XEP-0198 resume failure reconnect: resending of MUC messages

Georg_Lukas · November 27, 2018, 2:54pm

When a 0198-enabled session has stanzas queued, and the resume attempt fails, XMPPTCPConnection will re-send the unacked stanzas (via previouslyUnackedStanzas) right after the bind.

This has multiple issues:

some of the stanzas don’t make sense any more (especially IQ requests and responses are probably timed out already)
outgoing messages will appear as if they were sent right now instead of being delayed for a considerable amount of time
outgoing MUC messages will fail (right after the new bind, we are not joined to any MUCs anymore)

It would be great to have an API that either:

informs the client via a Listener that can manipulate/remove the stanzas before they are sent, or
bounces all the queued stanzas back to the client, allowing it to re-queue them manually, e.g. with added <delay> or after joining the respective MUCs.

Flow · November 27, 2018, 8:40pm

It is certainly desirable to provide the user with more control about which stanzas are getting resend after a stream resumption. No doubt about that. I haven’t made up my mind about how the API, that we expose to the user, should look like and be designed. I think there may be a few little pitfalls. Looking forward for you concrete proposal, ideally as working code.

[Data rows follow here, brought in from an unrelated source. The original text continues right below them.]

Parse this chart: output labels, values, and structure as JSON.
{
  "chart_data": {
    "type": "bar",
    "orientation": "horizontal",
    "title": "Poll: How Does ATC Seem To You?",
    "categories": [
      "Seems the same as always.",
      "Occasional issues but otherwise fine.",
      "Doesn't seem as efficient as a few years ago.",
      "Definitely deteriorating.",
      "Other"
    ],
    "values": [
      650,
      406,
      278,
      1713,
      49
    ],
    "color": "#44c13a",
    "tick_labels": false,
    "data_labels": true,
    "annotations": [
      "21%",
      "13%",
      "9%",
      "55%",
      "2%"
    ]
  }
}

Two remarks about the issues you mentioned below:

That is not really true for a “short” GSM ↔ WLan switch, isn’t it? And even if you have been offline a little longer, sending the IQ may still be sensible.

Does this lead to adding a <delay/> to stanzas that got delayed because of a broken and then resumed stream? It sure can’t hurt to have that. But I see SM mostly as tool for network connectivity switches, not for devices being offline for an extended period of time, that is why I don’t see that much value in that. But again, it can’t hurt, and maybe I am missing something?

Georg_Lukas · November 28, 2018, 8:56am

We are talking about the “resume failed” use case, so it’s longer than 5 minutes in typical deployments.

One could indeed argue that, however there is no hard line for that. How long a transmission delay does justify adding a <delay>? 10 seconds? A minute? 5 minutes?

The logic in yaxim works as follows:

if there is a connection, send the message right away
if we know we are not currently connected+authenticated (even during a short switch 3G/WiFi), store the message with a timestamp for later delivery
send all pending messages after resume/reconnect

So in fact, the above described issue only affects the messages that I send while yaxim is still “connected”, i.e. network traffic gets blackholed, and then SM resumption fails.

Regarding the API, I’ll be glad to implement one, but I’m not sure if you’ll like it. It would go like this:

mirror the (add|remove|removeAll)StanzaAcknowledgedListener() functions into (add|remove|removeAll)StanzaDroppedListener()
if at least one StanzaDroppedListener is registered, feed all of previouslyUnackedStanzas into it and drop the list (*)
send all of previouslyUnackedStanzas if no StanzaDroppedListener is available

(*) This would be compatible to the current behavior, but slightly surprising from an API design point. Maybe it would be better to have an explicit configuration option to resend queued stanzas after a failed resume?